Outlook '18: Europe AA, acrylate esters supply to ease, demand flat to increase

Source: ICIS News


LONDON (ICIS)--When it comes to considering how the European acrylates market will look in 2018, a lot seems to ride on supply.

The demand picture is a bit clearer as it is expected to be flat to slightly up in line with GDP (gross domestic product) growth, particularly for acrylic acid (AA), and with the potential to be up by around 5-6% as a maximum for some of the acrylate esters.

A reasonably positive estimate for an established market.

AA is used as a raw material to make superabsorbent polymer (SAP) for the manufacture of disposable nappies, surgical pads and other personal care items.

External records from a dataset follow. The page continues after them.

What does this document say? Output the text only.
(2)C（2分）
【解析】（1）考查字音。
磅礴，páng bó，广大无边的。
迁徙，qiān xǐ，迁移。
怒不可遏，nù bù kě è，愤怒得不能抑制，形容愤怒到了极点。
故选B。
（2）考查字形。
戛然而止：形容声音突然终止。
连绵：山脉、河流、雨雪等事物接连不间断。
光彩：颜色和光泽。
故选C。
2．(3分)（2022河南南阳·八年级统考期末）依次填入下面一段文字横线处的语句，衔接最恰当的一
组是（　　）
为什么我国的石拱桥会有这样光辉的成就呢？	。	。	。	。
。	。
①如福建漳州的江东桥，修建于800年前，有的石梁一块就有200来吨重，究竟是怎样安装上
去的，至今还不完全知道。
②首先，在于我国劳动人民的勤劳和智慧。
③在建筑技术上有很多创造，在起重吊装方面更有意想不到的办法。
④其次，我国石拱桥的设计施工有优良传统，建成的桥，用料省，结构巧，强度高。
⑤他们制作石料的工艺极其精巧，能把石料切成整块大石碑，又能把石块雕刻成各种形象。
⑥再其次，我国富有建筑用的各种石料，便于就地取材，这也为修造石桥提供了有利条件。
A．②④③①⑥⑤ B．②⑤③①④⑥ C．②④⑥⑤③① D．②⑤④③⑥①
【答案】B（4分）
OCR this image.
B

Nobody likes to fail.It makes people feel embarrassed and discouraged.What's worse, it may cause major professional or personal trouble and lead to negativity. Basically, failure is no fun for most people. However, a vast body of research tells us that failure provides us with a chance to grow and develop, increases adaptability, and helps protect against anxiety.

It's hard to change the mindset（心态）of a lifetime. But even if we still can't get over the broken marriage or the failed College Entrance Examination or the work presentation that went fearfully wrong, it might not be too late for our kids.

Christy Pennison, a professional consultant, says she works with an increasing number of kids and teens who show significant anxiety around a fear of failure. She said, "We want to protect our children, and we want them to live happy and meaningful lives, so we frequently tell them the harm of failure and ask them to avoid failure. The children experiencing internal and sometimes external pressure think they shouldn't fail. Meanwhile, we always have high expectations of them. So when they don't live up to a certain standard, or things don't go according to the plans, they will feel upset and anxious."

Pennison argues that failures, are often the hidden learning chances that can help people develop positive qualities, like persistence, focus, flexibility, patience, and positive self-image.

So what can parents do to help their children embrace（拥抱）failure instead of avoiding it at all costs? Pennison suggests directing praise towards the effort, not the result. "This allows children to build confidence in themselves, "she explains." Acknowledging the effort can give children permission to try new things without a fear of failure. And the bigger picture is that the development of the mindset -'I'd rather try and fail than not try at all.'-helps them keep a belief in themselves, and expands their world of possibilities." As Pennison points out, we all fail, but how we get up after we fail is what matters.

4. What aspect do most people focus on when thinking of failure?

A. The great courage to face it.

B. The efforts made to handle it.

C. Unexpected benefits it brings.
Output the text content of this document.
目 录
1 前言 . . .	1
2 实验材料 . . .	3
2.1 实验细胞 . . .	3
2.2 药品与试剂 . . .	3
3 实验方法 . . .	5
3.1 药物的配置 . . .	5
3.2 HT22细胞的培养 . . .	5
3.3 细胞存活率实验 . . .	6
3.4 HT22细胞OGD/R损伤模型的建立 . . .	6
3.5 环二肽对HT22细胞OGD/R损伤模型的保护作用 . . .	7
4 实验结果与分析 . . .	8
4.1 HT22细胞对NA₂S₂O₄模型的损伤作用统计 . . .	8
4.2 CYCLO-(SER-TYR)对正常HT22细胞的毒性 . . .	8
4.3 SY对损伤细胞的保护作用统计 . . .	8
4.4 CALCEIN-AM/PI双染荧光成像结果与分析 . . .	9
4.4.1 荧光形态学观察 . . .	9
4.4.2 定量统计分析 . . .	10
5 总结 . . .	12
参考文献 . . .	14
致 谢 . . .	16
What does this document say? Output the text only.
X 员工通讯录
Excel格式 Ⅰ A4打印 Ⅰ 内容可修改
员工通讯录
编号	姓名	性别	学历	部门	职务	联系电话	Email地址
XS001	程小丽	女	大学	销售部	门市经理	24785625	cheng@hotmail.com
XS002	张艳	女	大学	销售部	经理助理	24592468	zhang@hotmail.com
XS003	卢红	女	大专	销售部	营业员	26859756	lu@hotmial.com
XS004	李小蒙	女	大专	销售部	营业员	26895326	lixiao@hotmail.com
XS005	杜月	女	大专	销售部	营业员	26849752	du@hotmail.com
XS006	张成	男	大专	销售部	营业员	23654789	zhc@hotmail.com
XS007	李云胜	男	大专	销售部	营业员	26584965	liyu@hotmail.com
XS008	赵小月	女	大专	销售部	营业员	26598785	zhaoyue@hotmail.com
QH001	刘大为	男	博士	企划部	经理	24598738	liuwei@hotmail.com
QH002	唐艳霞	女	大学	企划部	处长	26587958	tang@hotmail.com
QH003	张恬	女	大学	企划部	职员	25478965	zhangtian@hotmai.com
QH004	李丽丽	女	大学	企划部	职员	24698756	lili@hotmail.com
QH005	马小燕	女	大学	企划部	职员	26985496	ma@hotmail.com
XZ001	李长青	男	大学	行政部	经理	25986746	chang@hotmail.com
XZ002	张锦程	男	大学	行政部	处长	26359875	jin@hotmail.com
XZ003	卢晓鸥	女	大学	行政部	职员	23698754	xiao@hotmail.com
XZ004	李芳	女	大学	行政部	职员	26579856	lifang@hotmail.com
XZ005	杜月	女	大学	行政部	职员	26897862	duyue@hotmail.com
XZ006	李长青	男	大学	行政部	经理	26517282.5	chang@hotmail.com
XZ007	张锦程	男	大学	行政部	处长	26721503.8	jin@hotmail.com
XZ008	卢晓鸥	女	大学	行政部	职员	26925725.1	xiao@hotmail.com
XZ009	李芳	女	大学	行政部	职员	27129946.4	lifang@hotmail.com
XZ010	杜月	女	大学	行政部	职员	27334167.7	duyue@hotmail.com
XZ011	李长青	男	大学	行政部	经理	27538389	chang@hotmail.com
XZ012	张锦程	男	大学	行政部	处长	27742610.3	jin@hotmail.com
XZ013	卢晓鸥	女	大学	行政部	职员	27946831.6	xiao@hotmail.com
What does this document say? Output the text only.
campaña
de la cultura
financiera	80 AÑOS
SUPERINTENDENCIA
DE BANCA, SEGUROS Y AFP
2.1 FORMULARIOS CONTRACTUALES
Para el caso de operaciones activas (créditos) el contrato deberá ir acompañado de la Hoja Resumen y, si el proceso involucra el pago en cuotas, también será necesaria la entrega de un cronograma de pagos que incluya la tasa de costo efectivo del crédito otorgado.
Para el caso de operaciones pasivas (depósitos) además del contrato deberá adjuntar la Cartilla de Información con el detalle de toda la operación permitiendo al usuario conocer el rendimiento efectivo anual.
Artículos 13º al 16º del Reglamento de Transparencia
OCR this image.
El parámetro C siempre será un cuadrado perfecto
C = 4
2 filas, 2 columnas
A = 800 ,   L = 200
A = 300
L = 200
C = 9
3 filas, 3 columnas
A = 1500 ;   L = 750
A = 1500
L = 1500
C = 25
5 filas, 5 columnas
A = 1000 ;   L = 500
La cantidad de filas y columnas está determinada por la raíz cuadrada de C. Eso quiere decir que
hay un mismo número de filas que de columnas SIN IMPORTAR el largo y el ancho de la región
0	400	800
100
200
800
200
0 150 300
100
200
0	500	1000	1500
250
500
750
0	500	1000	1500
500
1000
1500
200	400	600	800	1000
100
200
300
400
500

Acrylate esters are used to make paints, coatings, textiles, adhesives, polishes and plastics; and they include methyl acrylate (MA), ethyl acrylate (EA), butyl acrylate (BA) and 2-ethylhexyl acrylate (2-eha).

So, what about supply?

There are a few factors that have been talking points. There is new capacity coming onstream, the termination of the StoHaas joint venture, logistical concerns, as well as lingering supply constraints that have been present in the market in the fourth quarter of 2017.

Nippon Shokubai is bringing a 100,000 tonne/year AA plant on line at Antwerp in 2018, along with an SAP plant of the same capacity. There is no acrylate esters capacity planned for the site.

Once production is running as planned, it could have an impact on imported volumes in that there could be less of a market for them, and players exporting to Europe might need to fight for that.

And with this new AA production in Belgium, it could create additional demand for key feedstock propylene in Europe, which has supply and cost implications upstream.

But, if there is more AA available it could be a somewhat long market in 2018. Margins could then be under pressure if raw materials are priced high and AA prices are low. However, there is also the possibility that any excess AA could be converted into esters.

With regards to the StoHaas joint venture (JV), some players wonder whether there might be a few lines cut at Marl. In early December, Evonik announced that their 50:50 JV with US chemical major Dow Chemical for production of AA was to be terminated.

The JV was set up in 1999 and consisted of two production sites: one in Germany and the other in the US. Now, each facility will go back to the original owner. The facility in Marl, Germany will be owned by Evonik, effective 31 December.

The plant in Deer Park, Texas will go back to Dow’s ownership and will belong to the newly formed DowDuPont.

In addition to AA, BA is likely to also be long. Supply in Europe remains healthy, and there are imports from Russia and Asia also lengthening availability.

Supply for the remainder of the esters is more on the balanced to snug side. And should any interruption to production result in tighter 2-eha supply than was seen in the fourth quarter of 2017, there is the potential that some players will opt to use BA instead of 2-eha, where applications allow.

After a series of planned and unplanned outages in 2017, most plants are returning to maximum capacity. However, with no new investment in western European acrylic monomer in 15-20 years, an unplanned outage is not necessarily an unexpected one.

When there is disruption to production, it generally tightens the market quickly and the impact on pricing can be dramatic.

Availability of 2-eha, EA and MA is a bit limited after supply hiccups in 2017, which saw prices reach three-year highs in some cases, and these products are expected to be snug for at least the first part of the first quarter.

Plant closures in China, driven by the environmental clean-up campaign there, are something to watch but there are so many unknowns with regards to which plants, the capacities in question, and the timing.

One of the challenges for the industry, not only acrylates but the European chemicals industry in more general terms, might be transport.

A shortage of truck drivers has caused delays to deliveries in 2017 and this is expected to be an ongoing challenge in 2018; one which is resulting in an increase in costs in the supply chain.

AA and the esters will act as somewhat different markets in 2018 in terms of supply and demand. But availability overall is expected to be easier than in 2017.